Beiträge zur Zentralasienforschung
Begründet von R.O. Meisezahl (†) und Dieter Schuh
Herausgegeben von Peter Schwieger
Band 11: Peter Schwieger: Handbuch zur Grammatik der klassischen tibetischen Schriftsprache. Zweite, korrigierte und erweiterte Auflage. 2009, 426 Seiten, 44,– Euro.
Nach tibetischer Tradition entstanden in Tibet vor 1300 Jahren zwei Werke zur Grammatik der tibetischen Schriftsprache, nämlich das Sum-cu-pa und das rTags kyi ´jug-pa, deren Autorenschaft einem tibetischen Minister des berühmten Königs Srong-btsan sgam-po zugeschrieben wird. Betrachtet man von diesen beiden sehr kurzen Schriften das Sum-cu-pa, so fällt einem die erstaunliche Modernität auf. Das Sum-cu-pa beginnt mit einer Behandlung der tibetischen Schrift, wobei eine überraschende Kenntnis der phonetischen Grundlagen schon bei der Anordnung der Schriftzeichen nach Artikulationsstellen augenfällig ist. Der zweite Teil behandelt die Morphologie, wobei grob zwischen Morphemen (phrad), die in Abhängigkeit zum Auslaut der vorhergehenden Wortes stehen (rjes-´jug la ltos-pa´i phrad rnam-dbyed dang bcas-pa) und freien Morphemen (phrad rang-dbang-can) unterschieden wird. Vorbild für die tibetischen Beschreibungen der eigenen Schriftsprache war das früh hoch entwickelte sprachwissenschaftliche Wissen der Inder, und so orientiert sich bis in die Neuzeit die einheimische tibetische Grammatik insbesondere bei der Beschreibung des Kasussystems an den in Tibet bekannten Grammatiken der Sanskrit-Sprache, wobei dieses Modell letztendlich für eine Beschreibung einer agglutinierenden Sprache wie des Schrifttibetischen schwerlich eine adäquate Grundlage bilden kann.

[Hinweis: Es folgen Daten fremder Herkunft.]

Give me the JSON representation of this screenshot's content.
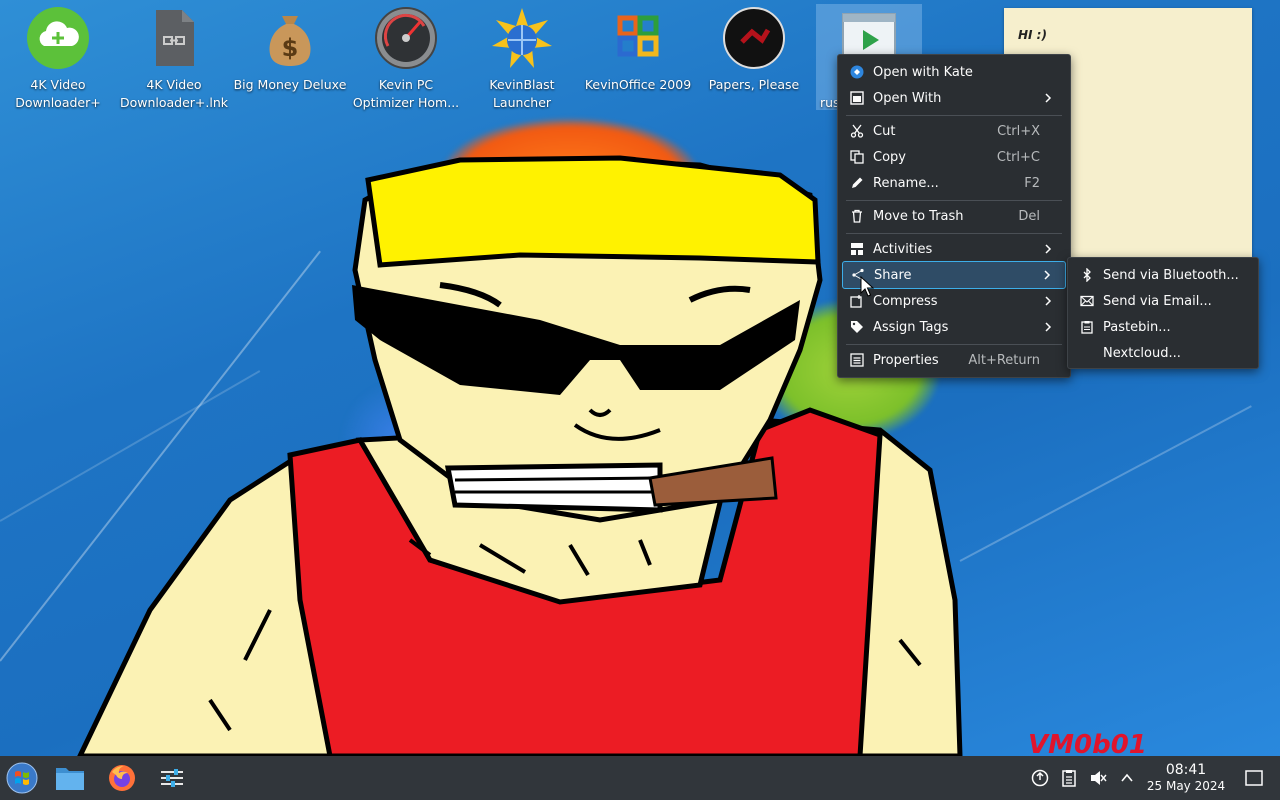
{
  "desktop": {
    "icons": [
      {
        "label": "4K Video Downloader+",
        "icon": "cloud-download-icon"
      },
      {
        "label": "4K Video Downloader+.lnk",
        "icon": "link-file-icon"
      },
      {
        "label": "Big Money Deluxe",
        "icon": "money-bag-icon"
      },
      {
        "label": "Kevin PC Optimizer Hom...",
        "icon": "speedometer-icon"
      },
      {
        "label": "KevinBlast Launcher",
        "icon": "globe-burst-icon"
      },
      {
        "label": "KevinOffice 2009",
        "icon": "office-logo-icon"
      },
      {
        "label": "Papers, Please",
        "icon": "game-seal-icon"
      },
      {
        "label": "rus",
        "icon": "executable-icon"
      }
    ],
    "note_text": "HI :)",
    "watermark": "VM0b01"
  },
  "context_menu": {
    "items": [
      {
        "label": "Open with Kate",
        "shortcut": "",
        "icon": "kate-icon"
      },
      {
        "label": "Open With",
        "shortcut": "",
        "icon": "open-with-icon"
      },
      {
        "label": "Cut",
        "shortcut": "Ctrl+X",
        "icon": "scissors-icon"
      },
      {
        "label": "Copy",
        "shortcut": "Ctrl+C",
        "icon": "copy-icon"
      },
      {
        "label": "Rename...",
        "shortcut": "F2",
        "icon": "pencil-icon"
      },
      {
        "label": "Move to Trash",
        "shortcut": "Del",
        "icon": "trash-icon"
      },
      {
        "label": "Activities",
        "shortcut": "",
        "icon": "activities-icon"
      },
      {
        "label": "Share",
        "shortcut": "",
        "icon": "share-icon"
      },
      {
        "label": "Compress",
        "shortcut": "",
        "icon": "compress-icon"
      },
      {
        "label": "Assign Tags",
        "shortcut": "",
        "icon": "tag-icon"
      },
      {
        "label": "Properties",
        "shortcut": "Alt+Return",
        "icon": "properties-icon"
      }
    ]
  },
  "share_submenu": {
    "items": [
      {
        "label": "Send via Bluetooth...",
        "icon": "bluetooth-icon"
      },
      {
        "label": "Send via Email...",
        "icon": "email-icon"
      },
      {
        "label": "Pastebin...",
        "icon": "clipboard-icon"
      },
      {
        "label": "Nextcloud...",
        "icon": ""
      }
    ]
  },
  "taskbar": {
    "time": "08:41",
    "date": "25 May 2024"
  },
  "colors": {
    "menu_bg": "#2a2e32",
    "highlight": "#3daee9",
    "taskbar_bg": "#31363b"
  }
}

Die ersten europäischen Lehrbücher bzw. Grammatiken des 19. und 20. Jahrhunderts (Csoma de Kőrös, Jäschke) bis hin zum Lehrbuch von Michael Hahn orientierten sich mehr an dem Modell der lateinischen Grammatik. Eine Änderung der Beschreibung der tibetischen Sprachen zeichnete sich erst seit den achtziger Jahren des vorigen Jahrhunderts mit den Untersuchungen verschiedener tibetischer Dialekte ab, die unter Orientierung an den Methoden des klassischen Strukturalismus deskriptiv vorgehen. Hierzu gehört letztendlich auch die Einordnung der tibetischen Sprachen in die Gruppe der Ergativsprachen mit allen Folgen für die Beschreibung der Strukturen.

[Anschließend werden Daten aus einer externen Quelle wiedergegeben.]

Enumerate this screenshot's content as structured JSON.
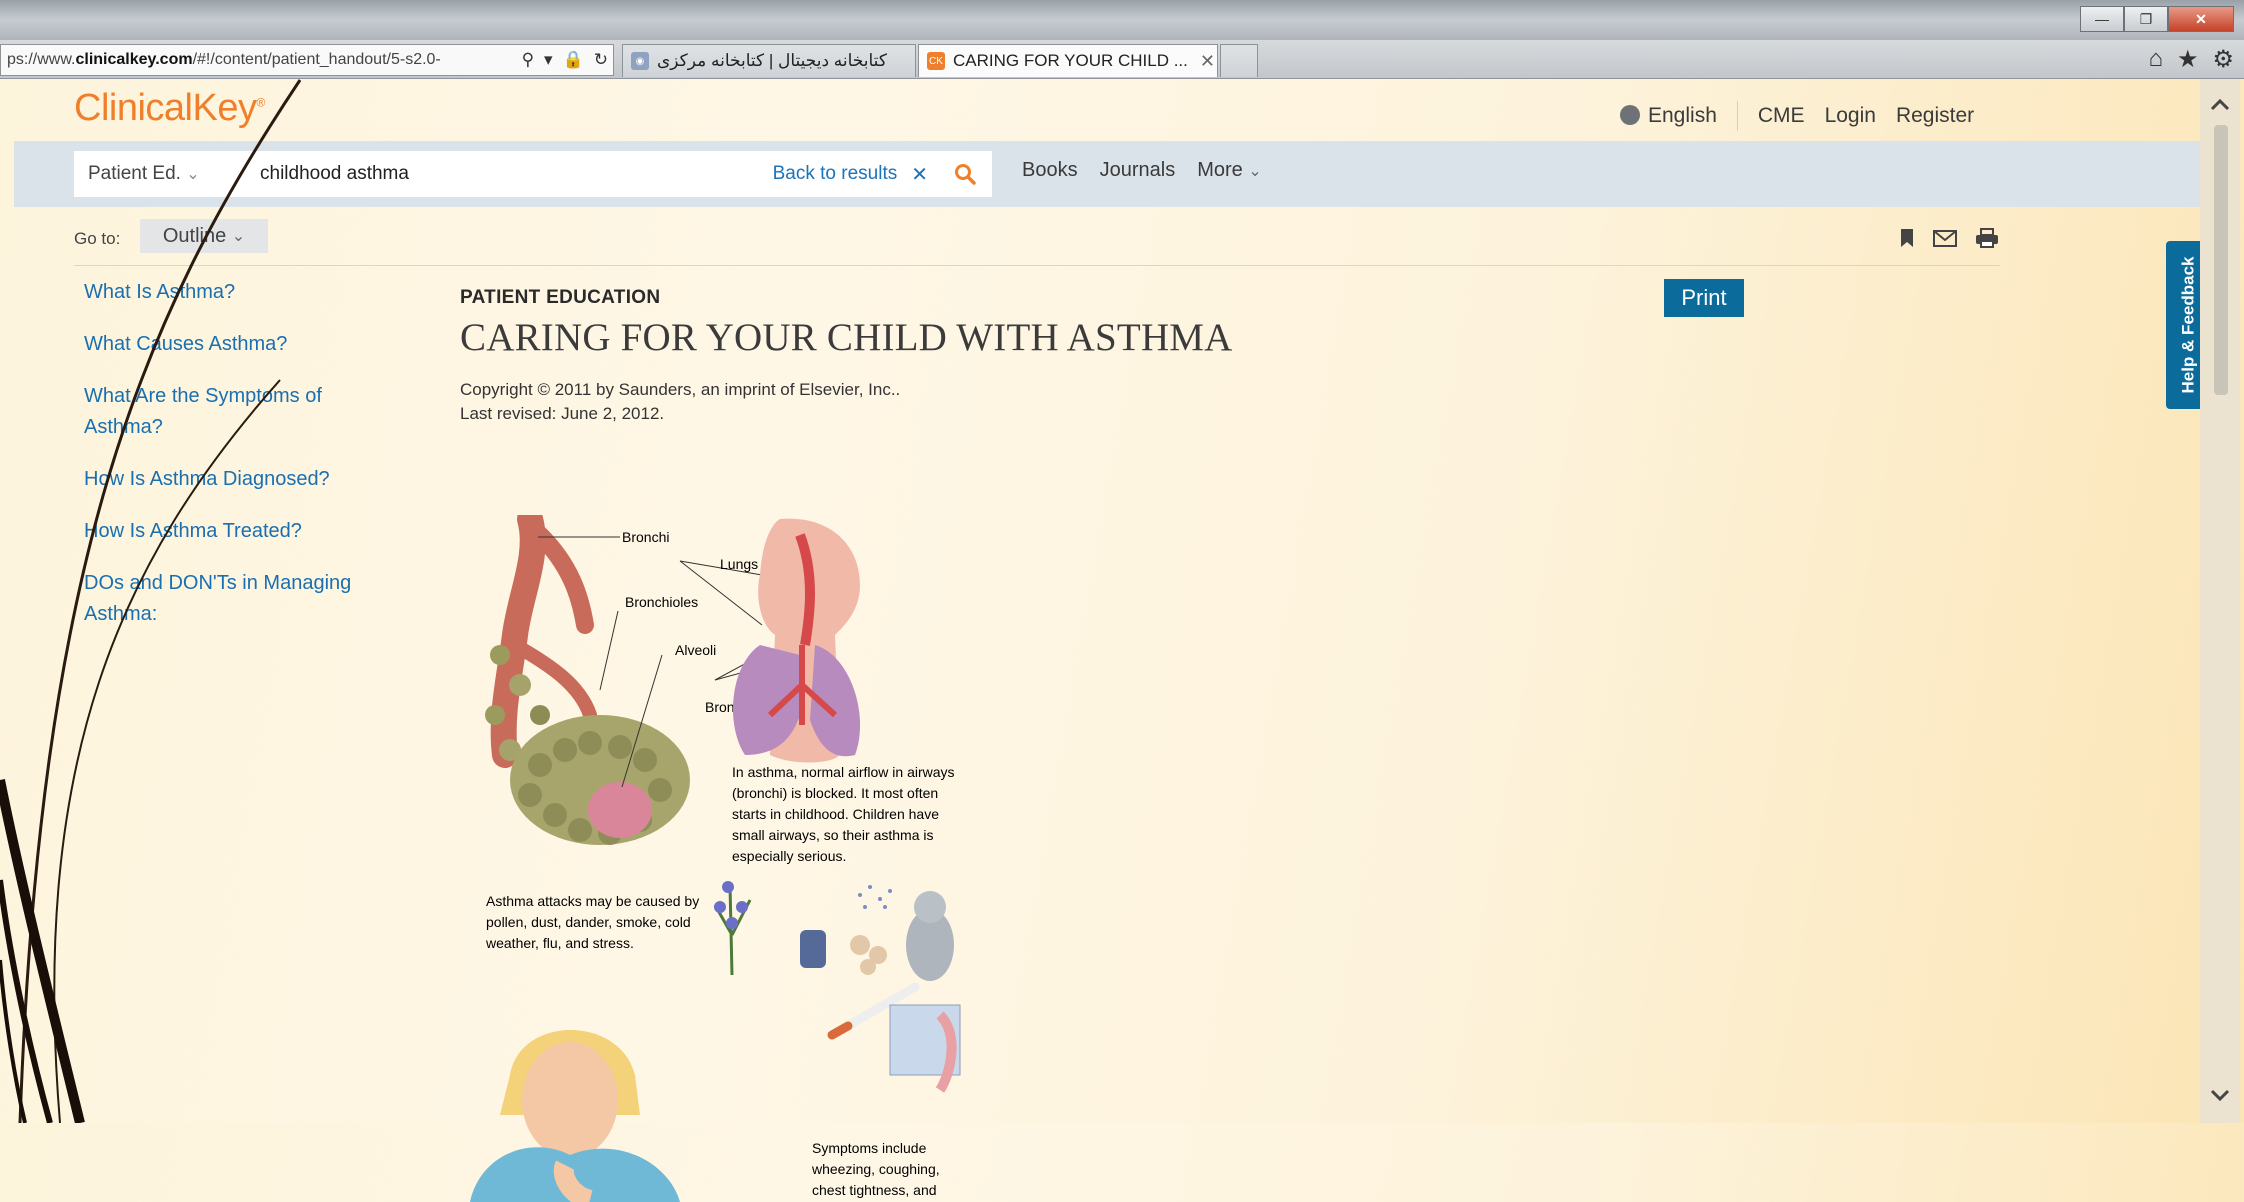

Eine erste wichtige Wende in der Beschreibung der tibetischen Schriftsprache wurde durch Stephan C. Beyer 1992 vollzogen. Diese Neuorientierung wird nun fortgesetzt durch das vorliegende Handbuch zur Grammatik der klassischen tibetischen Schriftsprache von Peter Schwieger, welches sich mit seiner außerordentlich benutzerfreundlichen Strukturierung sowohl an Studenten des klassischen Tibetischen als auch an den sprachwissenschaftlich interessierten Spezialisten wendet. Von besonderer Bedeutung ist die Tatsache, dass die zahlreichen mit Übersetzung Sprach- und Satzbeispiele aus quellenmäßig belegten klassischen Literaturwerken stammen. Damit wird für die nun mit Sicherheit einsetzende, weiterführende Diskussion der Besonderheiten der tibetischen Schriftsprache ein fundierter Maßstab gesetzt. Nachdem in der Tibetologie aus nahe liegenden Gründen bisher die inhaltliche Analyse der tibetischen Literatur im Vordergrund stand. gehe ich nun davon aus, dass mit diesem Handbuch die bisher stark vernachlässigte Diskussion und Analyse sprachlicher Besonderheiten stärker in den Vordergrund rücken wird. Dies wird umso mehr der Fall sein, als eine immer größer werdende Zahl tibetischer Literaturwerke inzwischen digitalisiert vorliegt, womit sprachwissenschaftliche Detailuntersuchungen sehr erleichtert werden.